The device, which relies on Panasonic’s advanced, high-resolution, real-time, ultrasound technology, measures the thickness of the arterial wall through the skin quickly and reproducibly. According to the company, it is considered a major advancement in the automation of medical technologies which enable physicians, their assistants, and nurse practitioners who are not specialised in ultrasound imaging to use the device and detect high risk patients.

“The CardioHealth report which combines Framingham Risk Score with carotid IMT and plaque assessment provides a more accurate assessment of a patient’s risk than measuring blood pressure and cholesterol alone,” said Morteza Naghavi, president and CEO of CardioNexus. “It takes us beyond the status quo and empowers internists and primary care physicians to use noninvasive imaging in their office.”

According to a 2010 study based on the American Heart Association’s “Get With The Guidelines” initiative, only 23% of 136,905 patients hospitalised with coronary artery disease had high low-density lipoprotein (LDL) levels while 77% were reported to have normal LDL levels and therefore would not have been identified as high risk.

“We have already seen tremendous interest in the technology, particularly among internists and primary care physicians who up until now have not had an automated non-invasive imaging technology in their office,” said Steven Lynum, director of Panasonic Healthcare’s Clinical Products who is also an executive vice president at CardioNexus. “CardioHealth Station allows them to easily incorporate atherosclerosis imaging in their management of cardiovascular patients based on the recent guidelines.”

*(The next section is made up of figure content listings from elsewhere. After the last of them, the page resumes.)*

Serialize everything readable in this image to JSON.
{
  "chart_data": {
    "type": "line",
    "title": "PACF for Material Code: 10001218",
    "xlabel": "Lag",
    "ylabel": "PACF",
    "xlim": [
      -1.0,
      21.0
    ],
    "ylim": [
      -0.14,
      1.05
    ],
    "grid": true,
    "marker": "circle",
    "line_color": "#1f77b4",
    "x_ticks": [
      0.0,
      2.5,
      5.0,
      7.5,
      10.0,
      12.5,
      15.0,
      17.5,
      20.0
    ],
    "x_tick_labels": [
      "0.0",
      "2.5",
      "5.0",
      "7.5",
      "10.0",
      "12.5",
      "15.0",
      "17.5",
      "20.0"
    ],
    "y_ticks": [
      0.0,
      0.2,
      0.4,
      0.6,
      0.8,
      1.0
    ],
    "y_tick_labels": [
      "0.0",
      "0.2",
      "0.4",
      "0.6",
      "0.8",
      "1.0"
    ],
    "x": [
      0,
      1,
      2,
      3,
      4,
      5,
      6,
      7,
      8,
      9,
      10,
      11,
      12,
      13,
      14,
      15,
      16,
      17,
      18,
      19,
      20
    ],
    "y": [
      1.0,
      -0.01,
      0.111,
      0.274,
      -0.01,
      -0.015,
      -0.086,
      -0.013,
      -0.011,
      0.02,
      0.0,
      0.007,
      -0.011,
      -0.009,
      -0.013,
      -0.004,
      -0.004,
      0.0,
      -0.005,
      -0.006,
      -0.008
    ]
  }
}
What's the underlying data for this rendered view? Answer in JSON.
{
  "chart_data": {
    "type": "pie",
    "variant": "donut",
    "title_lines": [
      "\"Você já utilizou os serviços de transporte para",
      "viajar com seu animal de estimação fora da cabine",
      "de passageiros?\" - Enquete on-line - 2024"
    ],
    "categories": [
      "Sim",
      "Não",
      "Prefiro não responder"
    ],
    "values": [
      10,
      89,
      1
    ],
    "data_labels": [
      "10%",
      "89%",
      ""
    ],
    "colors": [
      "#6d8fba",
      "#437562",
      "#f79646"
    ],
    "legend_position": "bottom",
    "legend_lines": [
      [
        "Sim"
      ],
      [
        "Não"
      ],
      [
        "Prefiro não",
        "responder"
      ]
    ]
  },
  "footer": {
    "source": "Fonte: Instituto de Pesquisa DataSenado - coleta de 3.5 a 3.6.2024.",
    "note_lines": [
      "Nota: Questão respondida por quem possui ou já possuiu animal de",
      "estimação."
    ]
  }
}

The CardioHealth Station includes a handheld ultrasound probe to scan the carotid arteries on both sides of the neck and to detect hidden plaque build up and increased thickness in the artery wall. Testing is performed in a matter of minutes without pain, discomfort or exposure to radiation; and the results are available immediately.

According to the American Heart Association there are over 60 million Americans at risk of a heart attack and in need of screening and preventive care.